Музейная крыса - страница 10



– Тут повеяло Толстым, – засмеялась Агата, – при том что «самкой» становиться я совсем не хотела и надеялась, что все это пройдет, как только мы окажемся во Франции.

Однако принятый в начале февраля 1947 года закон перечеркнул возможность выезда за границу Агаты и ее сына. Брак, тем не менее, мог состояться, если бы Анри К. согласился принять советское гражданство, одновременно отказавшись от гражданства французского, но против этого была Агата, которая понимала, какое будущее могло ожидать Анри.
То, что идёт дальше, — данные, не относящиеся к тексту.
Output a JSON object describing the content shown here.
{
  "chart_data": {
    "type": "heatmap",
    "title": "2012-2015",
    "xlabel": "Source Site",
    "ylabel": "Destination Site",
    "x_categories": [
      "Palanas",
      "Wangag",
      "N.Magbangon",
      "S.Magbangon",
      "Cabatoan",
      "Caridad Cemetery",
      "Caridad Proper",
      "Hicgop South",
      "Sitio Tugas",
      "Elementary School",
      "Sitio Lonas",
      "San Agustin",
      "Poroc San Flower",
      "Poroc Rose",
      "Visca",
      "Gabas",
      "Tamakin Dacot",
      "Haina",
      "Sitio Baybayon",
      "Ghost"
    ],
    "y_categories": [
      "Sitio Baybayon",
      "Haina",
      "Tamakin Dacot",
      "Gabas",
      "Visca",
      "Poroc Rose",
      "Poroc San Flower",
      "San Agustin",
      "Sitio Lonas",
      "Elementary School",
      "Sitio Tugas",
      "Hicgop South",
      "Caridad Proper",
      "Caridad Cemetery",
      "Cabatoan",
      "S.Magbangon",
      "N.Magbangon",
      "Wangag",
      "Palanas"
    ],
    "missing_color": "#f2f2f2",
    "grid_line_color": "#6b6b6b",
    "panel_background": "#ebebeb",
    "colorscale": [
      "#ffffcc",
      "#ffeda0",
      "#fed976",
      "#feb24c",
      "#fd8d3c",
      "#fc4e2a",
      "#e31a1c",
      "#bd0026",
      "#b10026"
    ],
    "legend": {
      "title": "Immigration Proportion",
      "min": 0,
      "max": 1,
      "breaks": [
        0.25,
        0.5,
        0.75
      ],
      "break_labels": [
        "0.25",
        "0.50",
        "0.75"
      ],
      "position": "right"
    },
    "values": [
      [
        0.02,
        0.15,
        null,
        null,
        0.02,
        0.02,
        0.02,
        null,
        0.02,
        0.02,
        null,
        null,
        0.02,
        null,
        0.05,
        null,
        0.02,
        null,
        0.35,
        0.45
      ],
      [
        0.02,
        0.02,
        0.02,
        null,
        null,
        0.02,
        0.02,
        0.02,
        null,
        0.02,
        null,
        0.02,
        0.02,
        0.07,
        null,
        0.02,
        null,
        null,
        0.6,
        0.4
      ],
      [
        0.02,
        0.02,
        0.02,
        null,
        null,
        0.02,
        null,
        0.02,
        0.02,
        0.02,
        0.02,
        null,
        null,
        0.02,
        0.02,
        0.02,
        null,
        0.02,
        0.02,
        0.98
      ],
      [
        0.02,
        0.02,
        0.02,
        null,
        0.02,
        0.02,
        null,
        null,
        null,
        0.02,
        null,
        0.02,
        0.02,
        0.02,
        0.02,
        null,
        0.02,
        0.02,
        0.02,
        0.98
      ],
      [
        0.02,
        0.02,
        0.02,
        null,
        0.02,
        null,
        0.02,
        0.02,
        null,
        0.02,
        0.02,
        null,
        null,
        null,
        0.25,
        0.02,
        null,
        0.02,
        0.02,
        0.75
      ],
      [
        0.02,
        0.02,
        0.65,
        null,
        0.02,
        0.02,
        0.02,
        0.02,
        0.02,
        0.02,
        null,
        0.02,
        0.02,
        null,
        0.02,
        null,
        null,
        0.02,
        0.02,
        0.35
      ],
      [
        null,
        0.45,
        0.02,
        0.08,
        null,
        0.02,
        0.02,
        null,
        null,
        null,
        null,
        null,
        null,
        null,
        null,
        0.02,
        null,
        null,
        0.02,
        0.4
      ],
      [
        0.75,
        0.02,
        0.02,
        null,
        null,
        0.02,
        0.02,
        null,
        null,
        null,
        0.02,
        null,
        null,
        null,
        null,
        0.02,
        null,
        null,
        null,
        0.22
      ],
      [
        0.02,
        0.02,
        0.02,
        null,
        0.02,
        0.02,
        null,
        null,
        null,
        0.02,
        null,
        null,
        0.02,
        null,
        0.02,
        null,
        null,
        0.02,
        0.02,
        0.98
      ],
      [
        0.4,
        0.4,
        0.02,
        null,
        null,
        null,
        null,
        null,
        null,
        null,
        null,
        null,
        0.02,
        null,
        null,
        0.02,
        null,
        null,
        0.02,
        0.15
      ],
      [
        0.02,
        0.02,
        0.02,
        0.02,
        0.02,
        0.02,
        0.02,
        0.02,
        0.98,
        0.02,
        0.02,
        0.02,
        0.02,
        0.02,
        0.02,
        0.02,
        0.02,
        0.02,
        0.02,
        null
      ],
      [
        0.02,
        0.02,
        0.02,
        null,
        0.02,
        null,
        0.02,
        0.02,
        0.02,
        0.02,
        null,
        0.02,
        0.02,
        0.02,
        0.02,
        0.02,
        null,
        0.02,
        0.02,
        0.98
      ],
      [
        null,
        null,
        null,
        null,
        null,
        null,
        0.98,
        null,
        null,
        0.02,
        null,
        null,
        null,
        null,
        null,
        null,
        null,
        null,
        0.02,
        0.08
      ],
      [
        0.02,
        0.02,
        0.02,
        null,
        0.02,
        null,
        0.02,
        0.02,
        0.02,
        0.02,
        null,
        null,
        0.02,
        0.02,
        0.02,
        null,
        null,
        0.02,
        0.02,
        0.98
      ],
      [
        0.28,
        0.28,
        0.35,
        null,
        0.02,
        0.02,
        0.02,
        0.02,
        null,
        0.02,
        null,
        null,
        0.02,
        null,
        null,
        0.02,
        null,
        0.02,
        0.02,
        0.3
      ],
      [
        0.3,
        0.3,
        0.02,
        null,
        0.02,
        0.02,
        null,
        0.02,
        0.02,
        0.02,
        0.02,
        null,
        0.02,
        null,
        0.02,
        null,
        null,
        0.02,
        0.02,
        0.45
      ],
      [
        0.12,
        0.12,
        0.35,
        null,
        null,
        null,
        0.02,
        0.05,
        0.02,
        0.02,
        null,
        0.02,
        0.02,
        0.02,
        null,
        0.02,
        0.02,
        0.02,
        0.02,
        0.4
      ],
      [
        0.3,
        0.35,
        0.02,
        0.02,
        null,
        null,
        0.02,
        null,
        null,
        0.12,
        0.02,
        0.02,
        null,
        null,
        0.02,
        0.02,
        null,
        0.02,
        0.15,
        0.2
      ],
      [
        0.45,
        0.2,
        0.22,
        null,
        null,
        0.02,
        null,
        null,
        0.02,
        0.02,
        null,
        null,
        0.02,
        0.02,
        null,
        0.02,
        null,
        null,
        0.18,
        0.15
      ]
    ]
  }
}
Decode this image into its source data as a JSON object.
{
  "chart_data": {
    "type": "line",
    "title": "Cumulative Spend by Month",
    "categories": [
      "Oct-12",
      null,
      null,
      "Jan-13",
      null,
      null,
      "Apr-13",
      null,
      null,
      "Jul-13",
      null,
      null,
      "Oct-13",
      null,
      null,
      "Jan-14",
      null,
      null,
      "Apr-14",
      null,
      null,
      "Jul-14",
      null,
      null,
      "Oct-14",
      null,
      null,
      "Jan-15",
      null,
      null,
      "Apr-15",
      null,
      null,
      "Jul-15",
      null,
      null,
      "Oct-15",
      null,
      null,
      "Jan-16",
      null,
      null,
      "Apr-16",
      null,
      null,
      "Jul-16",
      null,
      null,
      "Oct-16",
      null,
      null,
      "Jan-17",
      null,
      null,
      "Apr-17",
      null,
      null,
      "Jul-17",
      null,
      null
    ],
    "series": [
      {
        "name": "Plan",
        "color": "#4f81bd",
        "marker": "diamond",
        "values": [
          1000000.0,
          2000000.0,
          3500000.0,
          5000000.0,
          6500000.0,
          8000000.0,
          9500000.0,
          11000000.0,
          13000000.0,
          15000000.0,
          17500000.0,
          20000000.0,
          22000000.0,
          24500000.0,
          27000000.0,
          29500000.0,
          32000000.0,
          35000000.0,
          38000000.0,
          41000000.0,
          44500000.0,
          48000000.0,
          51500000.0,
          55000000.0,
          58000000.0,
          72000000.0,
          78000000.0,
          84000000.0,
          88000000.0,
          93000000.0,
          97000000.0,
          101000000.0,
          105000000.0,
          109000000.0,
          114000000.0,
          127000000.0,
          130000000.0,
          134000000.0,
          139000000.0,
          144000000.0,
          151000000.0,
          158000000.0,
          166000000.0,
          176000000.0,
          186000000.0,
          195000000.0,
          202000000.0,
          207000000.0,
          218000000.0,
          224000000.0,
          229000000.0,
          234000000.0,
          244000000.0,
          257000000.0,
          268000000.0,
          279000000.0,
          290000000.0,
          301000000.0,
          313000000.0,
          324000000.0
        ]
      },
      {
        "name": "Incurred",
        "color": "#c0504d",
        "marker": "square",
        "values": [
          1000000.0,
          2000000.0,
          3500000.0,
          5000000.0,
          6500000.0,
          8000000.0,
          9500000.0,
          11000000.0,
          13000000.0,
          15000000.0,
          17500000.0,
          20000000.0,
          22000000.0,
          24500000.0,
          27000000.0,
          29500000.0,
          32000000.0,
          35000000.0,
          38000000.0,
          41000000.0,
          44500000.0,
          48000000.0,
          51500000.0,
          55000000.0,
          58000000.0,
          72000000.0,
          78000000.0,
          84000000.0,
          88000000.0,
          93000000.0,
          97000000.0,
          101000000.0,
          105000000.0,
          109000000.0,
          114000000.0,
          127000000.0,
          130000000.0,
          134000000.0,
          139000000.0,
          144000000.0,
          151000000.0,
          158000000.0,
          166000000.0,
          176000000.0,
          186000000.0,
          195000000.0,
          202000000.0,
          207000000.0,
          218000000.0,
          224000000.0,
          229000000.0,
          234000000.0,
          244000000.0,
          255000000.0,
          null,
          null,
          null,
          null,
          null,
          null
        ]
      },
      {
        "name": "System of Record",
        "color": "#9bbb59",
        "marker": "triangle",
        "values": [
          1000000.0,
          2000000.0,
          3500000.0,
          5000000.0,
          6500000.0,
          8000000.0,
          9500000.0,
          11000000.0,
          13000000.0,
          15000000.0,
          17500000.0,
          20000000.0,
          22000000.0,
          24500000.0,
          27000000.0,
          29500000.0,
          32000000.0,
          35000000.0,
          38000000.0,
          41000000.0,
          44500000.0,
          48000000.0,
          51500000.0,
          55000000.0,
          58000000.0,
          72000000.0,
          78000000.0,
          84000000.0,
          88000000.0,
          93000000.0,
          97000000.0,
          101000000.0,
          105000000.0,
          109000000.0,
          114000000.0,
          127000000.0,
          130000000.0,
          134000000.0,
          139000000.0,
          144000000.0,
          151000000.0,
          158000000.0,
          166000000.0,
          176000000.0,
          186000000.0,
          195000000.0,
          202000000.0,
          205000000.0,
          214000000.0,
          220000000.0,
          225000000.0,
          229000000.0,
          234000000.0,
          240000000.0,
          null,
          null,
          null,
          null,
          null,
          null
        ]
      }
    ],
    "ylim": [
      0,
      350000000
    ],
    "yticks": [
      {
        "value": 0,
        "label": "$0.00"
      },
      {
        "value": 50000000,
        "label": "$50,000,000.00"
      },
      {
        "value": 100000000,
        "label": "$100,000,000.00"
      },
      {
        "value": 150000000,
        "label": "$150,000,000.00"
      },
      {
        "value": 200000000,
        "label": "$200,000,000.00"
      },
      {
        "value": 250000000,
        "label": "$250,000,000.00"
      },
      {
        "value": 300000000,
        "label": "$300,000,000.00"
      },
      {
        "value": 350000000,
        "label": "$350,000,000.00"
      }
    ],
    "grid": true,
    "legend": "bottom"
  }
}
В лучшем случае ему пришлось бы работать на радио в Москве, и он, похоже, уже никогда не увидел бы свою родину. «Мы должны расстаться, Анри. Это судьба. Даже Старокопытин не может нам помочь, я уже обращалась к нему», – сказала она просто.

И Анри вернулся на родину, где в 1949 году выступил на процессе против коммунистического еженедельника «Французские письма» в качестве свидетеля защиты. Невозвращенец Виктор Кравченко, автор книги «Я выбираю свободу», требовал осуждения левых журналистов за публикацию клеветнических статей о нем и его книге. Еженедельник, со своей стороны, требовал осуждения невозвращенца Кравченко за клевету на первую страну социализма, содержащуюся в его книге, речь в которой шла о преследованиях и расстрелах политических противников советского режима.

Обвинения еженедельника поддержали множество левых интеллектуалов Европы. Выступая на процессе в ходе допроса свидетелей, Жан-Поль Сартр протестовал против попытки опорочить диалектические процессы взаимопроникновения бытия и ничто. Вслед за Сартром выступал Анри К. «Я выбираю свободу, ту свободу, что я нашел и пережил в Москве!» – заявил он.

– Не правда ли, Nicolas, звучит двусмысленно? – спросила меня Агата, повторив слова Анри К.


Много лет спустя в разговоре с сыном Анри утверждал: не выступи он на стороне еженедельника, могли бы пострадать Агата, ее родители и, в конечном счете, Андрей. Он ссылался на судьбу Кравченко, который, несмотря ни на что, выиграл процесс в Париже, но позднее, уже в Нью-Йорке, покончил с собой – так, во всяком случае, это выглядело, говорил Анри.

– Поверь, мне посоветовали поступить именно так и объяснили, почему будет умнее последовать этому совету. Боюсь, что у меня не было выбора, – завершил он, посмотрев Андрею в глаза.

2

Однажды в конце пятидесятых Агата появилась в «театре Клары Анцишкиной», где в тот вечер шел спектакль по переведенной ею пьесе.

В этом же театре в главных женских ролях драматического репертуара блистала моя мать, в то время как Анцишкина, собственно говоря, блистала просто, как это случается с женщинами того типа, что притягивают наше внимание независимо от того, какие, собственно, слова они произносят, ибо одно их появление меняет все вокруг.

Агата пришла в театр не одна, а вместе с автором пьесы, довольно известным в те годы французским драматургом, приехавшим на несколько дней в Ленинград. Все первое действие автор молчал, уставившись на сцену. Молчание его было легко объяснимо. Согласно Агате, гротескная комедия француза поставлена была в театре как социальная драма. В антракте Агату и драматурга пригласил к себе в кабинет директор театра. К ним присоединились художественный руководитель театра, очередной режиссер и завлит.

На столе стояли бокалы для холодного крымского шампанского, рюмки для «Столичной» и армянского коньяка, господствовала икра и светло-желтые ломтики лимона на блюдцах, рыба холодного копчения, сырокопченые колбасы, пошехонский и швейцарский сыры и, наконец, нарезанные на дольки апельсины. Художественный руководитель театра, поставивший спектакль, с помощью переводившей Агаты произнес первый тост за автора.